I got this really weird error. I ran a sum over all elements in a matrix using thrust reduce. It ran well for most data, but it went wrong on one set.
code:
lbfgsfloatval_t sum(const DeviceVector& A){
thrust::device_ptr<lbfgsfloatval_t> ptr(A.getPtr());
thrust::device_vector<double> A_p(ptr, ptr + A.rows()*A.cols());
lbfgsfloatval_t sums = 0.0;
// reduce on host
for(int i = 0; i < A.rows()*A.cols();i++)
sums += A_p[i];
// reduce on device
lbfgsfloatval_t res = thrust::reduce(A_p.begin(), A_p.end());
cout << "cpu: " << sums << endl;
cout << "gpu: " << res << endl;
return res;
}
Notice the second group went wrong.
output:
cpu: -568.691
gpu: -568.691
cpu: 3.4972e-14
gpu: 1.40998e-14
cpu: 0.234375
gpu: 0.234375
I also tried not building thrust::device_vector, but use a raw pointer instead. Same output. I also tried cublas dot product. Same output.
I used matlab to confirm the cpu result above is correct.
What happened? Was it an underflow on GPU? Thanks!
I can only speculate on what could go wrong, but I would assume that is an underflow (or specifically, the difference in how CPUs and GPUs handle IEEE-754 denormalized numbers)
http://en.wikipedia.org/wiki/Denormal_number
Basically, CPUs handle them according to IEEE-754 standard, albeit very inefficiently.

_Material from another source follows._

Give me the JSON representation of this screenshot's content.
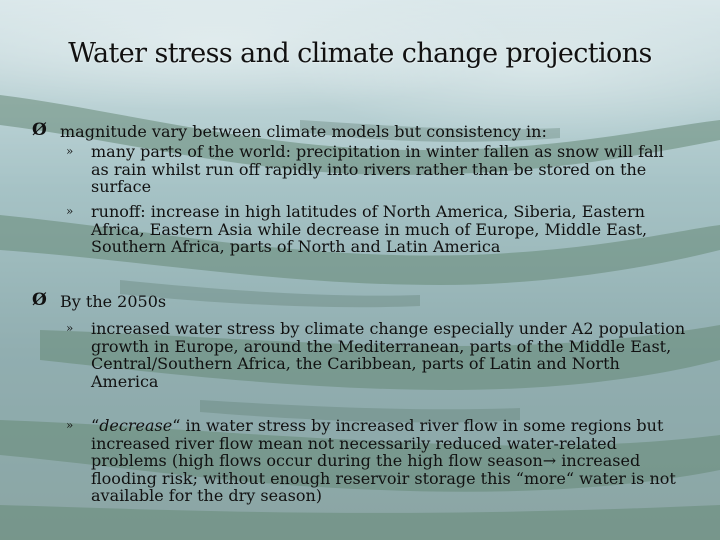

GPUs, on the other hand, generally equate them to 0. I do not know if there is a CUDA way to force CPUs to also flush denormalized numbers for development purposes (I mostly do OpenCL), but the C/C++ way is usually
_MM_SET_FLUSH_ZERO_MODE(_MM_FLUSH_ZERO_ON);
Or, in gcc, compile with -ffast-math
.
Check this SO question: Why does changing 0.1f to 0 slow down performance by 10x?